High-yield chemical sector analysts on the buy- and sell-sides say that even with a recent price drop in the bonds of Solutia, there are too many uncertainties surrounding the company's future liquidity for the bonds to look attractive.
The St. Louis-based chemical manufacturer recently announced that ongoing litigation over pollution the company is alleged to have caused in Anniston, Ala., is hurting its ability to refinance its debt. A buy-side analyst says the company's statement that it is considering "all available options" to address its future liquidity issues may be seen as a veiled threat of a possible Chapter 11 filing to bring bondholders to the bargaining table, as well as Monsanto and Pharmacia, which are also targets of the litigation, and may face larger payouts if Solutia goes under. The analyst, whose firm does not own the bonds, says his firm was briefly interested in the 7.375% notes of '27 (B1/CCC+) when they dropped 10 points to the low 30s shortly after the announcement. They came back slightly, however, to a bid of 40 last Tuesday.

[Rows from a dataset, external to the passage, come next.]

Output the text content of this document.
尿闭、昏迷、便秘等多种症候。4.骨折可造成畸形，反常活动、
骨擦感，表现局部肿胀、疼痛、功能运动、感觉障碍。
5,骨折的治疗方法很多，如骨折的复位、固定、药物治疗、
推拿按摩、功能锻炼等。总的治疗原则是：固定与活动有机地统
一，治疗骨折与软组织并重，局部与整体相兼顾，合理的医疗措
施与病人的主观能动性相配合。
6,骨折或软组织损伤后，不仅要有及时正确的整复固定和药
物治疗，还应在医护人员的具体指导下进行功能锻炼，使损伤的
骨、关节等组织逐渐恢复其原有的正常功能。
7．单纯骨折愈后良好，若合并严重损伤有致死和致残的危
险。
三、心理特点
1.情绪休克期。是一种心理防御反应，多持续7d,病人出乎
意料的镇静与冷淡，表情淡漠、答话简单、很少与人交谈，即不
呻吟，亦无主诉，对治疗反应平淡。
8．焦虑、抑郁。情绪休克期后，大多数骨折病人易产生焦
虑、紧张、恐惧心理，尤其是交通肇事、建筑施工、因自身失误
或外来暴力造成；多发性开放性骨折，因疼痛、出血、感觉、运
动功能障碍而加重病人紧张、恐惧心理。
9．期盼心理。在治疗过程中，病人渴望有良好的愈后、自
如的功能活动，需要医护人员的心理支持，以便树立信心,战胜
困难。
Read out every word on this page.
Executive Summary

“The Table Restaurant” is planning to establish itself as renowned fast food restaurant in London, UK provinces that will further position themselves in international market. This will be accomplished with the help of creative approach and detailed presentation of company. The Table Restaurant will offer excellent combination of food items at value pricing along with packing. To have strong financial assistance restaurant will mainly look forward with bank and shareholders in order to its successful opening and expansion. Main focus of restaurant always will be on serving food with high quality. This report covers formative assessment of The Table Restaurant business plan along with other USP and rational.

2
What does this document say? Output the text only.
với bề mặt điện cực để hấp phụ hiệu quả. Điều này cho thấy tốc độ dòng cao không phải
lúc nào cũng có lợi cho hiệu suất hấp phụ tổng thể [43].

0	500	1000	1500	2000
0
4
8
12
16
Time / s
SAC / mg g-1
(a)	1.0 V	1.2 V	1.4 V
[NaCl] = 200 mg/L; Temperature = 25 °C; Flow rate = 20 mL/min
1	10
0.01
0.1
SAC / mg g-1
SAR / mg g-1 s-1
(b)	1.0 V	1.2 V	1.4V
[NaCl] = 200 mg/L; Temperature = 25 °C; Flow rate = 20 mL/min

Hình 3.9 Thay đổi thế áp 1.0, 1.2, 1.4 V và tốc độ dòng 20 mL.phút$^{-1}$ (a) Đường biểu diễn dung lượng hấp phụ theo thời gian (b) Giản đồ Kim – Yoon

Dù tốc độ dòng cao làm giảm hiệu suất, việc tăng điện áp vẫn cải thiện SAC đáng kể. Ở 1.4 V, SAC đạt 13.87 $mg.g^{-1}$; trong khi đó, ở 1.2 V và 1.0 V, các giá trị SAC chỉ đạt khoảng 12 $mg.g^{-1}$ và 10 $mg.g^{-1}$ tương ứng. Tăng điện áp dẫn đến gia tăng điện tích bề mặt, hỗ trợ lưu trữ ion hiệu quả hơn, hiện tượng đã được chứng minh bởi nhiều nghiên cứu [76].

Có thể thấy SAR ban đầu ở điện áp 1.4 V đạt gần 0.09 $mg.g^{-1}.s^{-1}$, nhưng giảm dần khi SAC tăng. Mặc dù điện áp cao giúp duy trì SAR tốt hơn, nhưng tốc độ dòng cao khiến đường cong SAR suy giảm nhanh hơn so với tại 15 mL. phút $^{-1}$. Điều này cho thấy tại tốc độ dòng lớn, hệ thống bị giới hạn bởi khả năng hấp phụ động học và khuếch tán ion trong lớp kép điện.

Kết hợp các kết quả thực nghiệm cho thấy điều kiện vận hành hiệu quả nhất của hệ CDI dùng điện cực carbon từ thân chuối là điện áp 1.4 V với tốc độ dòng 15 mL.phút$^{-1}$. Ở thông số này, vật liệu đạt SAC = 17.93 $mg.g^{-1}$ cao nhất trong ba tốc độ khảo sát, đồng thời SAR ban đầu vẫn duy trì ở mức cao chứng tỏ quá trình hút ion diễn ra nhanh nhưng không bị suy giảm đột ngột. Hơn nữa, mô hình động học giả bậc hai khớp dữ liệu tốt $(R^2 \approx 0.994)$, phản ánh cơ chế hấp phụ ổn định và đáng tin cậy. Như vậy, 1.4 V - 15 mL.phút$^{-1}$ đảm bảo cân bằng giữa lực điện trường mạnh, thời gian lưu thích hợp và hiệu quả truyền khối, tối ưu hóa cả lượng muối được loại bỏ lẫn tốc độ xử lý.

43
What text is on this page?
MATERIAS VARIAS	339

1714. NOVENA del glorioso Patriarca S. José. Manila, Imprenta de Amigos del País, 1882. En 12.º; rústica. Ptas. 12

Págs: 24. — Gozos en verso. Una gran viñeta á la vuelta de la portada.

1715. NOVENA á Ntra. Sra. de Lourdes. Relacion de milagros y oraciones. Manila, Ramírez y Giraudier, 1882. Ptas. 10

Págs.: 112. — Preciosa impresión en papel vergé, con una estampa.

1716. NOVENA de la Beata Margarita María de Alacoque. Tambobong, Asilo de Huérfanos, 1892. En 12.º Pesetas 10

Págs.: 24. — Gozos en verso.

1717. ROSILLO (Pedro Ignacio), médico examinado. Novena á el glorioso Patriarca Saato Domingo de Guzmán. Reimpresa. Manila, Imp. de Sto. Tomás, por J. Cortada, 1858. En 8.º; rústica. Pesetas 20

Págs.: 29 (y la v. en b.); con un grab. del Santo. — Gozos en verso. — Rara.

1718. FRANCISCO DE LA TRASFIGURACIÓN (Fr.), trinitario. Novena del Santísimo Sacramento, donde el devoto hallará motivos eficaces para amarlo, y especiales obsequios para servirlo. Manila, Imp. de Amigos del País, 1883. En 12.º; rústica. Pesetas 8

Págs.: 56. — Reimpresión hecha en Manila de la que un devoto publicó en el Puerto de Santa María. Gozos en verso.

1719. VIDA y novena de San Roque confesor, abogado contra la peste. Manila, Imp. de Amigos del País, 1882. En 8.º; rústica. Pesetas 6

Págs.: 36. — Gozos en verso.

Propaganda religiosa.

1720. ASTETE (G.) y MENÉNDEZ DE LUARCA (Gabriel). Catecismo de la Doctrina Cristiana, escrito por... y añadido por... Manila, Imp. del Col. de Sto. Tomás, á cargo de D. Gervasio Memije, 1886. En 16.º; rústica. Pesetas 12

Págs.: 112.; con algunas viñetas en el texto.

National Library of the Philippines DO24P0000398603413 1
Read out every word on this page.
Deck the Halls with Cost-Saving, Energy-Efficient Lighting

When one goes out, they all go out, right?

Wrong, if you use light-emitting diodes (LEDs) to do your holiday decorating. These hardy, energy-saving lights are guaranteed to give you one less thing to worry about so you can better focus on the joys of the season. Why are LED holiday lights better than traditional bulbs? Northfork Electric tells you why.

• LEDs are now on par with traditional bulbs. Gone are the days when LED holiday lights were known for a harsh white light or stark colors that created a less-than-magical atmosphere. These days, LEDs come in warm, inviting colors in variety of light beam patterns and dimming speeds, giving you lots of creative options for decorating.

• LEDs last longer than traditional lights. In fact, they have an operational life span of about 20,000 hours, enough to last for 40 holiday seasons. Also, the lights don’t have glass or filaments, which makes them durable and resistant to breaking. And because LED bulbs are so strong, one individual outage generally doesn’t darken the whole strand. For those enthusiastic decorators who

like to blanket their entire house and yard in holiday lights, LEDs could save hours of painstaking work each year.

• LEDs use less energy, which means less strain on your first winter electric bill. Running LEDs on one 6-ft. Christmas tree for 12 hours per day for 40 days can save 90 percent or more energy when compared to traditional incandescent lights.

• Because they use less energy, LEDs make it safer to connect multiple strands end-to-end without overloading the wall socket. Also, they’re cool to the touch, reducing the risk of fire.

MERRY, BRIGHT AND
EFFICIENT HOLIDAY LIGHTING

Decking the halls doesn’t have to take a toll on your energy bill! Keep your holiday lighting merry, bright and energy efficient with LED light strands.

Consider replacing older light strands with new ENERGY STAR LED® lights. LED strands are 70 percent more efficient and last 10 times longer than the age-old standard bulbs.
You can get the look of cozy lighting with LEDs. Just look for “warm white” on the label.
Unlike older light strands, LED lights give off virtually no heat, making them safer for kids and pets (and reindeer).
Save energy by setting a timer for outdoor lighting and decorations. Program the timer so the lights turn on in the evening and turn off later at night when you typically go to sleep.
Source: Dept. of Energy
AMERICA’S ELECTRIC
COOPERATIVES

Bill Hoffman, co-head of fixed-income research at UBS Securities, has a hold on the credit, arguing that whether the company is able to avoid a Chapter 11 filing will likely depend on the status of legal settlements on Sept. 30, when a waiver the company obtained on its bank covenants is set to expire. He notes further, that because the company's bonds are highly illiquid, investors would likely have to pay a premium to unload them.